HOUSTON/WASHINGTON, (Reuters) – Waves and wind spawned by Hurricane Alex disrupted cleanup efforts from the Gulf of Mexico oil spill yesterday while a senior U.S. official said a relief well intended to plug BP Plc’s gushing deep-sea well remained weeks from completion.
In Washington, lawmakers took a step toward making oil companies face unlimited liabilities from offshore spills like the one sullying the U.S. Gulf Coast.
The relief well, one of two being drilled, will still take several weeks to reach the spewing oil pipe, Interior Secretary Ken Salazar told U.S. lawmakers. The relief wells are intended to intersect and then plug the ruptured deep-sea well. The Interior Department, focused on the BP spill, announced it was postponing until later this year planned public hearings on President Barack Obama’s proposal — announced before the BP spill began on April 20 — to expand offshore oil drilling.

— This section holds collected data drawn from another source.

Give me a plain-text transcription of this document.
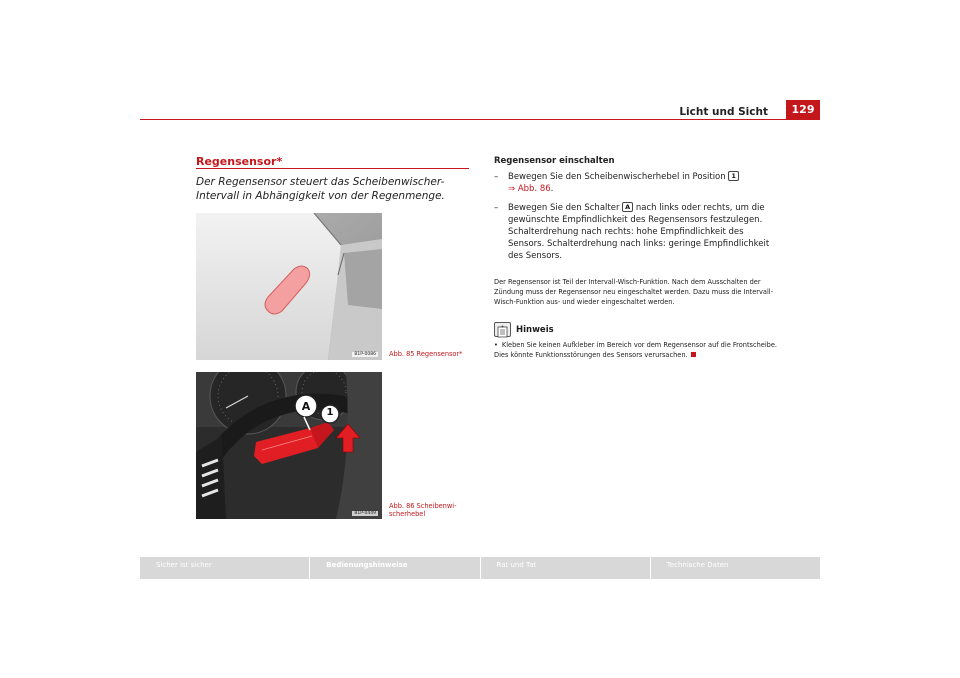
Licht und Sicht	129
Regensensor*
Der Regensensor steuert das Scheibenwischer-Intervall in Abhängigkeit von der Regenmenge.
B1P-0086	Abb. 85 Regensensor*
A 1
B1P-0449
Abb. 86 Scheibenwi-scherhebel
Regensensor einschalten
–	Bewegen Sie den Scheibenwischerhebel in Position 1
⇒ Abb. 86.
–	Bewegen Sie den Schalter A nach links oder rechts, um die gewünschte Empfindlichkeit des Regensensors festzulegen. Schalterdrehung nach rechts: hohe Empfindlichkeit des Sensors. Schalterdrehung nach links: geringe Empfindlichkeit des Sensors.
Der Regensensor ist Teil der Intervall-Wisch-Funktion. Nach dem Ausschalten der Zündung muss der Regensensor neu eingeschaltet werden. Dazu muss die Intervall-Wisch-Funktion aus- und wieder eingeschaltet werden.
Hinweis
• Kleben Sie keinen Aufkleber im Bereich vor dem Regensensor auf die Frontscheibe. Dies könnte Funktionsstörungen des Sensors verursachen.
Sicher ist sicher	Bedienungshinweise	Rat und Tat	Technische Daten
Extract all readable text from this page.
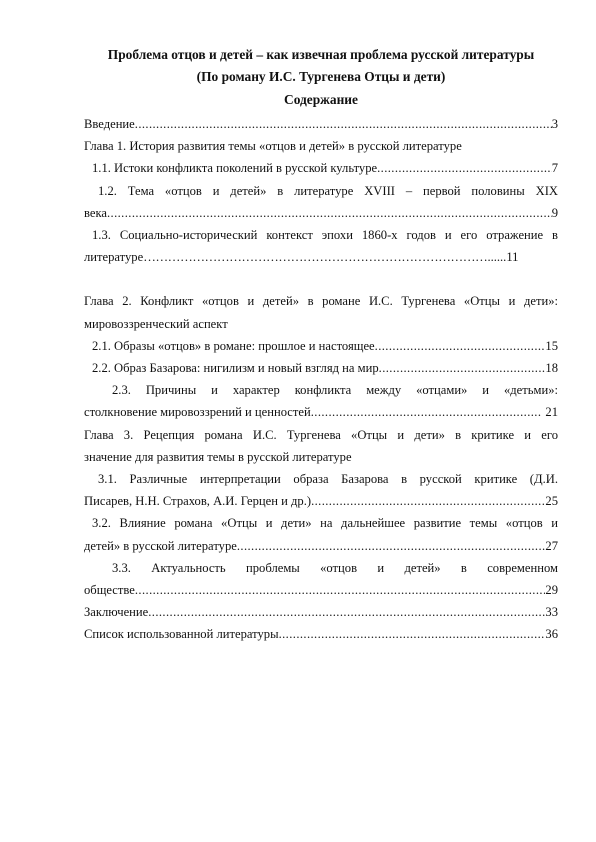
Проблема отцов и детей – как извечная проблема русской литературы

(По роману И.С. Тургенева Отцы и дети)

Содержание

Введение .....	3
Глава 1. История развития темы «отцов и детей» в русской литературе
1.1. Истоки конфликта поколений в русской культуре .....	7
1.2. Тема «отцов и детей» в литературе XVIII – первой половины XIX
века .....	9
1.3. Социально-исторический контекст эпохи 1860-х годов и его отражение в
литературе ………………………………………………………………………… ......11
Глава 2. Конфликт «отцов и детей» в романе И.С. Тургенева «Отцы и дети»:
мировоззренческий аспект
2.1. Образы «отцов» в романе: прошлое и настоящее .....	15
2.2. Образ Базарова: нигилизм и новый взгляд на мир .....	18
2.3. Причины и характер конфликта между «отцами» и «детьми»:
столкновение мировоззрений и ценностей .....	21
Глава 3. Рецепция романа И.С. Тургенева «Отцы и дети» в критике и его
значение для развития темы в русской литературе
3.1. Различные интерпретации образа Базарова в русской критике (Д.И.
Писарев, Н.Н. Страхов, А.И. Герцен и др.) .....	25
3.2. Влияние романа «Отцы и дети» на дальнейшее развитие темы «отцов и
детей» в русской литературе .....	27
3.3. Актуальность проблемы «отцов и детей» в современном
обществе .....	29
Заключение .....	33
Список использованной литературы .....	36
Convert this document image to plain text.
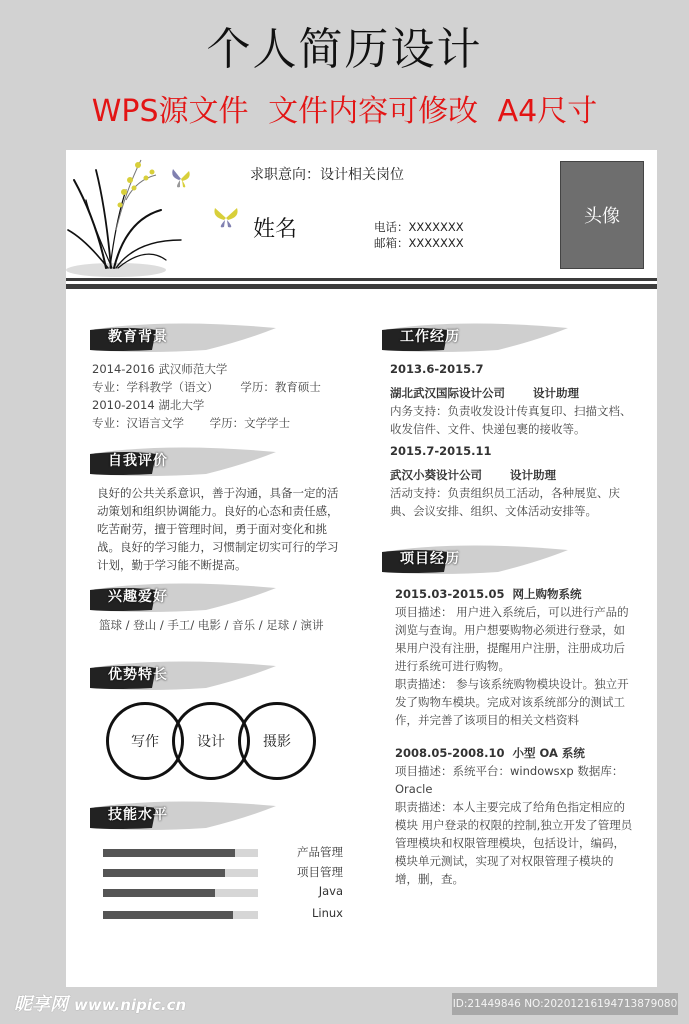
个人简历设计
WPS源文件 文件内容可修改 A4尺寸
求职意向：设计相关岗位
姓名	电话：XXXXXXX
邮箱：XXXXXXX
头像
教育背景
2014-2016 武汉师范大学
专业：学科教学（语文）      学历：教育硕士
2010-2014 湖北大学
专业：汉语言文学       学历：文学学士
自我评价
良好的公共关系意识，善于沟通，具备一定的活动策划和组织协调能力。良好的心态和责任感，吃苦耐劳，擅于管理时间，勇于面对变化和挑战。良好的学习能力，习惯制定切实可行的学习计划，勤于学习能不断提高。
兴趣爱好
篮球 / 登山 / 手工/ 电影 / 音乐 / 足球 / 演讲
优势特长
写作	设计	摄影
技能水平
产品管理
项目管理
Java
Linux
工作经历
2013.6-2015.7
湖北武汉国际设计公司 设计助理
内务支持：负责收发设计传真复印、扫描文档、收发信件、文件、快递包裹的接收等。
2015.7-2015.11
武汉小葵设计公司 设计助理
活动支持：负责组织员工活动，各种展览、庆典、会议安排、组织、文体活动安排等。
项目经历
2015.03-2015.05  网上购物系统
项目描述： 用户进入系统后，可以进行产品的浏览与查询。用户想要购物必须进行登录，如果用户没有注册，提醒用户注册，注册成功后进行系统可进行购物。
职责描述： 参与该系统购物模块设计。独立开发了购物车模块。完成对该系统部分的测试工作，并完善了该项目的相关文档资料
2008.05-2008.10  小型 OA 系统
项目描述：系统平台：windowsxp 数据库：Oracle
职责描述：本人主要完成了给角色指定相应的模块 用户登录的权限的控制,独立开发了管理员管理模块和权限管理模块，包括设计，编码，模块单元测试，实现了对权限管理子模块的增，删，查。
昵享网 www.nipic.cn	ID:21449846 NO:20201216194713879080
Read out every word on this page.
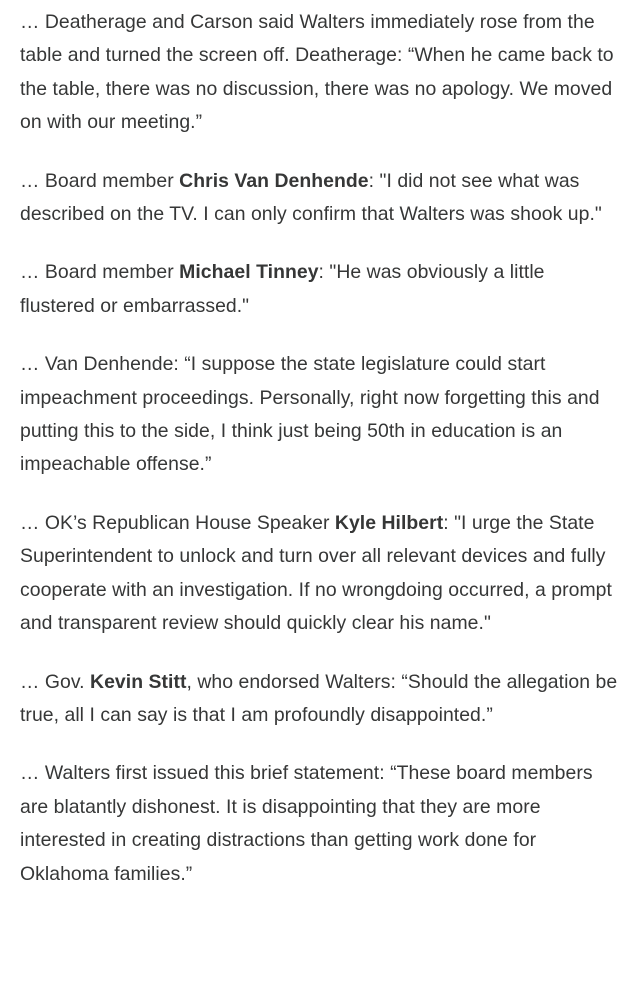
… Deatherage and Carson said Walters immediately rose from the table and turned the screen off. Deatherage: “When he came back to the table, there was no discussion, there was no apology. We moved on with our meeting.”

… Board member Chris Van Denhende: "I did not see what was described on the TV. I can only confirm that Walters was shook up."

… Board member Michael Tinney: "He was obviously a little flustered or embarrassed."

… Van Denhende: “I suppose the state legislature could start impeachment proceedings. Personally, right now forgetting this and putting this to the side, I think just being 50th in education is an impeachable offense.”

… OK’s Republican House Speaker Kyle Hilbert: "I urge the State Superintendent to unlock and turn over all relevant devices and fully cooperate with an investigation. If no wrongdoing occurred, a prompt and transparent review should quickly clear his name."

… Gov. Kevin Stitt, who endorsed Walters: “Should the allegation be true, all I can say is that I am profoundly disappointed.”

… Walters first issued this brief statement: “These board members are blatantly dishonest. It is disappointing that they are more interested in creating distractions than getting work done for Oklahoma families.”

Rough weather associated with Alex, the season’s first Atlantic hurricane, threatened to push more oil-polluted water onto U.S. shores and delayed BP’s plans to boost oil containment capacity at its leaking well.
BP has been siphoning some oil from the spewing well. An unknown amount continues to spurt into the sea.
Alex strengthened into a Category 2 hurricane over the Gulf, with sustained winds near 100 miles (155 km) per hour, and was due to hit northeastern Mexico near the border with Texas later yesterday, the National Hurricane Center said.